Daí serem necessariamente relativos os postulados e valores morais, os preceitos éticos e reconhecidos como desejáveis: o que é verdade de um lado dos Pirineus, pode não sê-lo do outro lado, dizia o insuspeito Pascal, lembrado por Comparato. Fixados os princípios éticos como norma de comportamento, percebe-se que tudo se transfere para o plano dos devaneios, como rejeitar a globalização e suas conseqüências, se isso fosse possível, ou imaginar que os tratados internacionais podem impedir as guerras: "Sucede que no mundo moderno as normas éticas, antes consubstanciadas em usos e costumes tradicionais, formando o que os gregos denominavam lei não-escrita... passaram, sempre mais, a ser expressas em declarações ou tratados internacionais, constituições e leis". Assim, os princípios éticos devem ser obrigatórios... alías obedecidos ao acaso das conveniências.

No momento atual dessa longa história surgiu o neoliberalismo, palavra de código para designar o capitalismo, também anatematizado sob o nome de darwinismo social. Os argumentos em favor do neoliberalismo são "astuciosos", escreve Comparato: "em lugar de se dizer que o aumento dos gastos públicos com políticas sociais solapava o capitalismo, alardeou-se quertais despesas, pelos seus efeitos inflacionários, constituíam uma séria ameaça ao regime democrático. Saía-se de uma ideologia para outra: "essa acusação dos ideólogos neoliberais representou, na verdade, o estratagema típico do caluniador: o adversário é acusado de cometer exatamente o mesmo delito que o acusador se prepara para praticar, ou já pratica" (Celso Furtado).

Será talvez decepcionante, mas terminamos, afinal de contas, numa guerra de palavras, que só significam o que desejamos que signifiquem. Escreve-se sobre Ética sempre em nome de princípios e aspirações pessoais, implícita ou explicitamente articuladas: "em contraste com o desnorteamento mundialmente predatório do capitalismo", escreve, por sua vez, Fábio Konder Comparato, "assistimos à progressiva formação do conjunto dos direitos humanos como um sistema no sentido que esse conceito assume hoje na biologia e nas ciências humanas. Nos mais diversos países, assim como no plano das relações internacionais, reforça-se continuamente a conexão entre direitos individuais e direitos sociais, entre direitos dos povos e direitos da humanidade".

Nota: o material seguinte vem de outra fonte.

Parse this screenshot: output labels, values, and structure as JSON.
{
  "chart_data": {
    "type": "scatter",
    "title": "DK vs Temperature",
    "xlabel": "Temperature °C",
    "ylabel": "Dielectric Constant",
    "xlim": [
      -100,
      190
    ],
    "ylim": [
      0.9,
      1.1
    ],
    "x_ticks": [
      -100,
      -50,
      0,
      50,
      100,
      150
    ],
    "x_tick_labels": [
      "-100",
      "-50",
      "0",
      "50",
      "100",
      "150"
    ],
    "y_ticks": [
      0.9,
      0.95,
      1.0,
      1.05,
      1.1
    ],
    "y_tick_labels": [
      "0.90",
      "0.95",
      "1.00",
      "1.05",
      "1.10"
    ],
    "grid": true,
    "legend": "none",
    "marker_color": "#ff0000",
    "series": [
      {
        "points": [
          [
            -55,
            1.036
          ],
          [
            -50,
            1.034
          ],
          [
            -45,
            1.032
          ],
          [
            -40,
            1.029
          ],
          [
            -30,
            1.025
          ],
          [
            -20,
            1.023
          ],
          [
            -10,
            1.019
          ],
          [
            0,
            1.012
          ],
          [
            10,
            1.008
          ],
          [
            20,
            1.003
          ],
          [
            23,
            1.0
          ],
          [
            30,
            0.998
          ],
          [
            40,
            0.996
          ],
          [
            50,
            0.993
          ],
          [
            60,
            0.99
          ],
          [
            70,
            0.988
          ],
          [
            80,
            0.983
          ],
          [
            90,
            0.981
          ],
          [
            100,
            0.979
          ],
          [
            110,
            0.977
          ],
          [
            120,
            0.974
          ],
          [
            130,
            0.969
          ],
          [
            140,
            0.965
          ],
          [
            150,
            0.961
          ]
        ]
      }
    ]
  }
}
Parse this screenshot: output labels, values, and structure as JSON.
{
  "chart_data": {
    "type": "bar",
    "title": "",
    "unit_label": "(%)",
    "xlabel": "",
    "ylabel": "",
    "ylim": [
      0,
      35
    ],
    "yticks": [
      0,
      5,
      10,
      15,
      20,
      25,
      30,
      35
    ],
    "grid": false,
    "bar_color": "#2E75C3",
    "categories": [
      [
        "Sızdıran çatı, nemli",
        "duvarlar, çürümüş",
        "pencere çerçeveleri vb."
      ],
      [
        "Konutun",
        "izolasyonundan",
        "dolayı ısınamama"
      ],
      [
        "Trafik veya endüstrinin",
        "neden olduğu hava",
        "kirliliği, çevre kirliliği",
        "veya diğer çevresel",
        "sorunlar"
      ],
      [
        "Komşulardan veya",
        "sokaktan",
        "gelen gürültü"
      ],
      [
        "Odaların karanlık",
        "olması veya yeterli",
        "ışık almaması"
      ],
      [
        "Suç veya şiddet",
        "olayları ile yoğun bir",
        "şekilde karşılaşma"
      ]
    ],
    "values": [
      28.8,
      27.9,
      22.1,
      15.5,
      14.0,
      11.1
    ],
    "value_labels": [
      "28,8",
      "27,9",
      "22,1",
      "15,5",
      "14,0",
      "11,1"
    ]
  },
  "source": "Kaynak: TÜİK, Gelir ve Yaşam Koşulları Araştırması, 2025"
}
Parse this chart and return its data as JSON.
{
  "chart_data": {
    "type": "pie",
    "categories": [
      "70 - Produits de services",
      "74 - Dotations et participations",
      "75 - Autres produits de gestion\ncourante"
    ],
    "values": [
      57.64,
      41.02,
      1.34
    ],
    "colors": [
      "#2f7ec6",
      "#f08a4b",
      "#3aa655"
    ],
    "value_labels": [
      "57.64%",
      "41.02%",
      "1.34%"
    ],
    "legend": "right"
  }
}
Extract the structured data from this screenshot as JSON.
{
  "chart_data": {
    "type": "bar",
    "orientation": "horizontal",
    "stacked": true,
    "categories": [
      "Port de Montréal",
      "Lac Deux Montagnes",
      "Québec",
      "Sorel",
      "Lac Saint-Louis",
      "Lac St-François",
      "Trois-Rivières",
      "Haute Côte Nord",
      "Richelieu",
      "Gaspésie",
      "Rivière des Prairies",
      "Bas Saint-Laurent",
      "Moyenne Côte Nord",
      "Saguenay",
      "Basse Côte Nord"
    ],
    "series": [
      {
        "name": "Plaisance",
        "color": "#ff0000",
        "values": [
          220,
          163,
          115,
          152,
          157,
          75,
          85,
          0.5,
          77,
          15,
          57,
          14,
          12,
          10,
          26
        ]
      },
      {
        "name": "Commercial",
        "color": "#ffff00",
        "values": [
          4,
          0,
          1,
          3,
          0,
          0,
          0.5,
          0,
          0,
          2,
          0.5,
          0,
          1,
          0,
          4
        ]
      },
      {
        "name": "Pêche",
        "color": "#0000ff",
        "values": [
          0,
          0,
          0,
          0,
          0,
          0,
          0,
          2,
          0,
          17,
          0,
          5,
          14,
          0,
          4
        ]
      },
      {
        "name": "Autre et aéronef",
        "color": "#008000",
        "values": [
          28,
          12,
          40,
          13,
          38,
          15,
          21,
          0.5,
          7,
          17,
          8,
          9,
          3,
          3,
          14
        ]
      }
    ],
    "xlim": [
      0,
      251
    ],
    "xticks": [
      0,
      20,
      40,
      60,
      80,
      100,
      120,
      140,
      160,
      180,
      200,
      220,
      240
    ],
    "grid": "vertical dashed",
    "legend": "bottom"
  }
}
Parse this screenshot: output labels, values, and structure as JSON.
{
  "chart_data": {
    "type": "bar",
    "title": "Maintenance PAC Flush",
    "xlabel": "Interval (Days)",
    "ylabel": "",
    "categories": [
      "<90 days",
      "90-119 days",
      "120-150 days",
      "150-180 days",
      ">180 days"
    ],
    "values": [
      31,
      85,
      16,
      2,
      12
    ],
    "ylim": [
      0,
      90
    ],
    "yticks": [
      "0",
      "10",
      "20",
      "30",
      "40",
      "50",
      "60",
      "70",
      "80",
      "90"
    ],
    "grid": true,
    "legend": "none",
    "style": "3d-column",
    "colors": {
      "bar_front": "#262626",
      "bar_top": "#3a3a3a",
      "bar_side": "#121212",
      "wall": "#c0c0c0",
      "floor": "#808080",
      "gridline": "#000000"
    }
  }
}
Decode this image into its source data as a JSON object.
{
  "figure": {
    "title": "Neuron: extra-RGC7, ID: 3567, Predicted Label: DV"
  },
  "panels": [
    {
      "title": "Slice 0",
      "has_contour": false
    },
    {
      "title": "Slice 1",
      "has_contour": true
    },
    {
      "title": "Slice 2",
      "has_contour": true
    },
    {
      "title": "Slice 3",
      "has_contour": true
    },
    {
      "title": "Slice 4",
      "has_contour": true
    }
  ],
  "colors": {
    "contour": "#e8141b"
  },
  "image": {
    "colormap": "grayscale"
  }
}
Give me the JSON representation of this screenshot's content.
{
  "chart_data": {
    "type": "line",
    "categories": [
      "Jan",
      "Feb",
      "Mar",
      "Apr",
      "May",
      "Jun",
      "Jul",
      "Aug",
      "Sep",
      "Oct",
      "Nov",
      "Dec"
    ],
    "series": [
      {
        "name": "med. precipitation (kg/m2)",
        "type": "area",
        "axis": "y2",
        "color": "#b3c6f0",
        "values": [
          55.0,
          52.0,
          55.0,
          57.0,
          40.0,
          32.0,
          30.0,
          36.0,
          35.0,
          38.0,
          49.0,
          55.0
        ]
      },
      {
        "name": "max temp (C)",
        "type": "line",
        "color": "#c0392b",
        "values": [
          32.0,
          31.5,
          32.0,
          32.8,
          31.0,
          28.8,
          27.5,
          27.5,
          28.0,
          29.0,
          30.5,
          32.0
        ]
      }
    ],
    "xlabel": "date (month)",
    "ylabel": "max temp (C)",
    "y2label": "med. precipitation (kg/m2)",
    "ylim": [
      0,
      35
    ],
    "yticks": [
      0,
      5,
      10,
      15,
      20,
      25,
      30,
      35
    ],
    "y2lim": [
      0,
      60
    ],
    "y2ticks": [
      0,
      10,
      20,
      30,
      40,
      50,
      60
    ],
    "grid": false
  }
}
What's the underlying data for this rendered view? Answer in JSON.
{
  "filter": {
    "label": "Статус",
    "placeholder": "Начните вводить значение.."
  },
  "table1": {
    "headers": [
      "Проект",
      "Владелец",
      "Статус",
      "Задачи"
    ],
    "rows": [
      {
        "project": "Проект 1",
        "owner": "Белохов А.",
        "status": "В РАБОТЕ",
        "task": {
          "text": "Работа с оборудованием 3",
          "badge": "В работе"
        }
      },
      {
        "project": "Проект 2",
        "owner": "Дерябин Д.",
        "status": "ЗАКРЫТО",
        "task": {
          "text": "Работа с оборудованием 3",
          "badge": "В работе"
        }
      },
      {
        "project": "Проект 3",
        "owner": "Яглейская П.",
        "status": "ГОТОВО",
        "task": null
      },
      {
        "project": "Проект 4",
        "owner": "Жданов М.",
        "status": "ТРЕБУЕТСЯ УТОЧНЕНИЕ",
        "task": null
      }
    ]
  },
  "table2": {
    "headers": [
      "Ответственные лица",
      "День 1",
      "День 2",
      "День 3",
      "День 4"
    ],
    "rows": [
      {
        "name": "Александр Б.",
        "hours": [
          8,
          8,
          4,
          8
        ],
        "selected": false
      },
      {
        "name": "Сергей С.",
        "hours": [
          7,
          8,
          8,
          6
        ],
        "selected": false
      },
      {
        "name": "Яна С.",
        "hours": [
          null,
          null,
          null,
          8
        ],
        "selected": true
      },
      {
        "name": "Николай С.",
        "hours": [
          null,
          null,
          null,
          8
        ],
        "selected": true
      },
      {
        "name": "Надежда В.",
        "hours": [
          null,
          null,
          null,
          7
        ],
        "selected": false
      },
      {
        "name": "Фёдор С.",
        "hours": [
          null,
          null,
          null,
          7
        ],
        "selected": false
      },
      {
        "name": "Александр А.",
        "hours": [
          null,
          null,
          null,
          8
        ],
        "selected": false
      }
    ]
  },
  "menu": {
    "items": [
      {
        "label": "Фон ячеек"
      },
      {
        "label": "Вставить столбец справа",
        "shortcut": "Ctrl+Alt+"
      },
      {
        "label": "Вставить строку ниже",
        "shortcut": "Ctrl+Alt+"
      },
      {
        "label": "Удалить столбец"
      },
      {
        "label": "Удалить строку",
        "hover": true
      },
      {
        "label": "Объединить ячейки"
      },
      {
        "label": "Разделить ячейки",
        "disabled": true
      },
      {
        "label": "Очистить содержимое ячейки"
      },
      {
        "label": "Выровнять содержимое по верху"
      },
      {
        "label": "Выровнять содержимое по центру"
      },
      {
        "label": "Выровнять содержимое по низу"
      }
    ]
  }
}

Estamos falando do nosso mundo? Estamos falando de um mundo possível? O mundo real é o melhor dos mundos possíveis, dizia o sardônico Voltaire, em verdade que é preciso levar a sério. Do possível para o desejável a distância é intransponível. O que não nos deve impedir de acompanhar Comparato no caminho que propõe, o da Vida, da Verdade, da Justiça e do Amor. Mas, se fosse possível, já teria sido feito.